Usulan Estate Ketiga dengan suara individu ditolak oleh raja, yang memotivasi rakyatnya untuk memutuskan hubungan dengan Jenderal Negara dan membentuk sebuah Majelis Konstituante Nasional agar Konstitusi baru dirancang untuk Prancis. Ketidakpuasan rakyat mengambil alih jalan-jalan ketika raja menentang Konstitusi dan memerintahkan penutupan Majelis Konstituante.

Pada tanggal 14 Juli 1789, tanpa kulot (Lapisan populer Paris), marah, memutuskan untuk menyerang Benteng, penjara yang menampung tahanan politik absolutisme. Meskipun, pada saat itu, Bastille hampir dinonaktifkan, itu tetap menjadi simbol absolutisme yang hebat. Penduduk Paris berhasil mengambil alih penjara. Tindakan ini dianggap oleh para sejarawan sebagai tonggak besar yang memulai Revolusi Prancis.

Juga akses: Lihat apa pengaruh Revolusi Prancis di seluruh dunia

Fase-fase Revolusi Prancis

Setelah jatuhnya Bastille, proses revolusioner menyebar ke seluruh negeri dan berlangsung selama sepuluh tahun. Revolusi baru berakhir di Prancis ketika Napoleon Bonaparte mengambil alih kekuasaan di negara itu melalui Kudeta Brumaire ke-18. Sepuluh tahun perpanjangan Revolusi Prancis ini dibagi menjadi tiga fase:

  1. Majelis Konstituante Nasional dan Majelis Legislatif (1789-1792)

  2. Konvensi (1792-1795)

  3. Direktori (1795-1799)

  • Majelis Konstituante Nasional dan Majelis Legislatif

Ini adalah fase Revolusi Perancis di mana aksi dari Majelis Konstituante Nasional dan dari MajelisLegislatif. Setelah JatuhmemberiBenteng, revolusi menyebar ke seluruh negeri dan mencapai daerah pedesaan. Para petani takut bahwa aristokrasi akan bereaksi terhadap peristiwa yang terjadi di Paris dan meninggalkan penduduk tanpa makanan. Dengan itu, mereka melanjutkan serangan.

Reaksi ini disebut ketakutan besar dan itu terjadi antara Juli dan Agustus 1789. Dalam episode ini, petani mulai menyerbu properti bangsawan, melakukan penjarahan dan pembunuhan pemiliknya.
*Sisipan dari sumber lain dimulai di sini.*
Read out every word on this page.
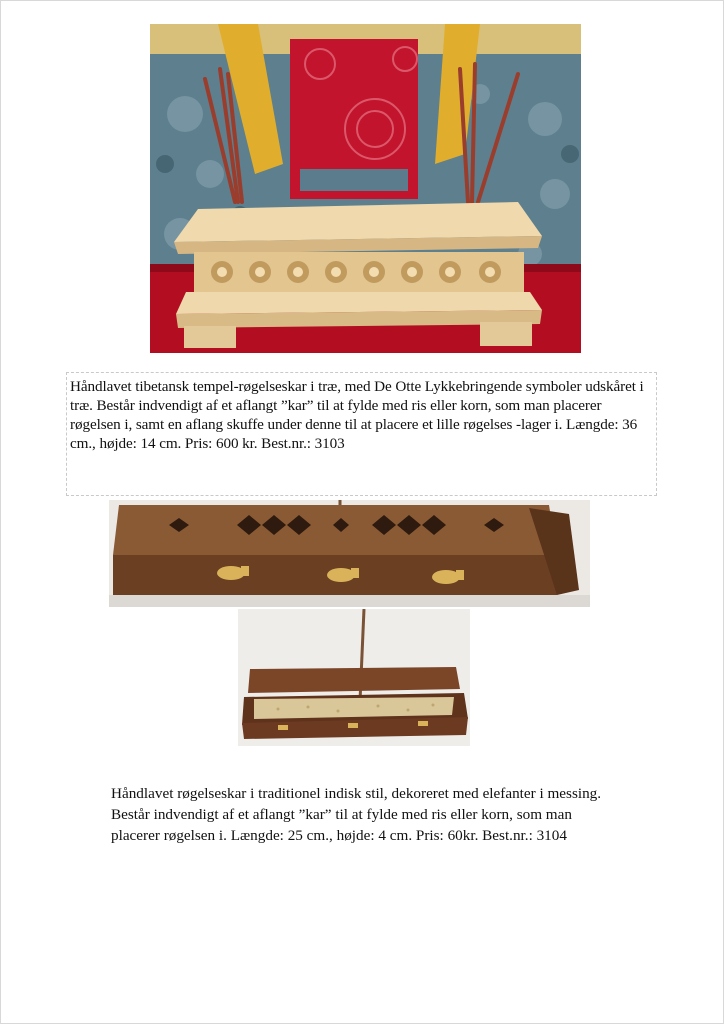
Håndlavet tibetansk tempel-røgelseskar i træ, med De Otte Lykkebringende symboler udskåret i træ. Består indvendigt af et aflangt ”kar” til at fylde med ris eller korn, som man placerer røgelsen i, samt en aflang skuffe under denne til at placere et lille røgelses -lager i. Længde: 36 cm., højde: 14 cm. Pris: 600 kr. Best.nr.: 3103
Håndlavet røgelseskar i traditionel indisk stil, dekoreret med elefanter i messing. Består indvendigt af et aflangt ”kar” til at fylde med ris eller korn, som man placerer røgelsen i. Længde: 25 cm., højde: 4 cm. Pris: 60kr. Best.nr.: 3104
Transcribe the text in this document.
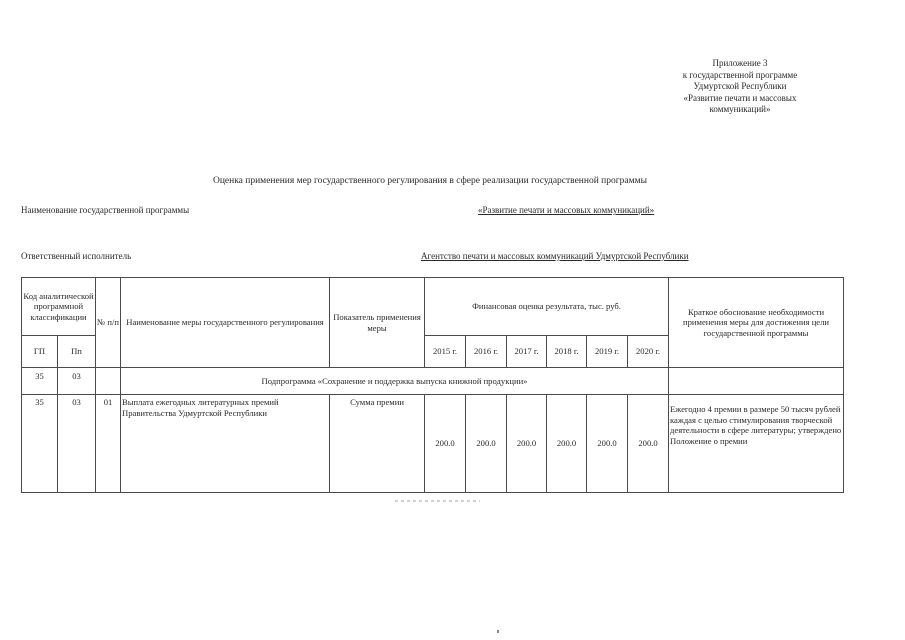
Приложение 3
к государственной программе
Удмуртской Республики
«Развитие печати и массовых
коммуникаций»
Оценка применения мер государственного регулирования в сфере реализации государственной программы
Наименование государственной программы	«Развитие печати и массовых коммуникаций»
Ответственный исполнитель	Агентство печати и массовых коммуникаций Удмуртской Республики
Код аналитической программной классификации		№ п/п	Наименование меры государственного регулирования	Показатель применения меры	Финансовая оценка результата, тыс. руб.						Краткое обоснование необходимости применения меры для достижения цели государственной программы
ГП	Пп				2015 г.	2016 г.	2017 г.	2018 г.	2019 г.	2020 г.	
35	03		Подпрограмма «Сохранение и поддержка выпуска книжной продукции»								
35	03	01	Выплата ежегодных литературных премий Правительства Удмуртской Республики	Сумма премии	200.0	200.0	200.0	200.0	200.0	200.0	Ежегодно 4 премии в размере 50 тысяч рублей каждая с целью стимулирования творческой деятельности в сфере литературы; утверждено Положение о премии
Selain itu, mereka menuntut diakhirinya beberapa pajak dan ingin berhak atas lebih banyak makanan.

Para konstituen, yang khawatir kekerasan akan meningkat, mengambil beberapa tindakan untuk membendung aksi-aksi rakyat. Dengan demikian, hak-hak istimewa feodal dihapuskan di Prancis pada awal Agustus dan, kemudian pada bulan itu, Deklarasi Hak Asasi Manusia dan Warga Negara, salah satu dokumen terpenting dari seluruh Revolusi Prancis. Pernyataan ini menetapkan, secara teori, bahwa semua orang sama di depan hukum.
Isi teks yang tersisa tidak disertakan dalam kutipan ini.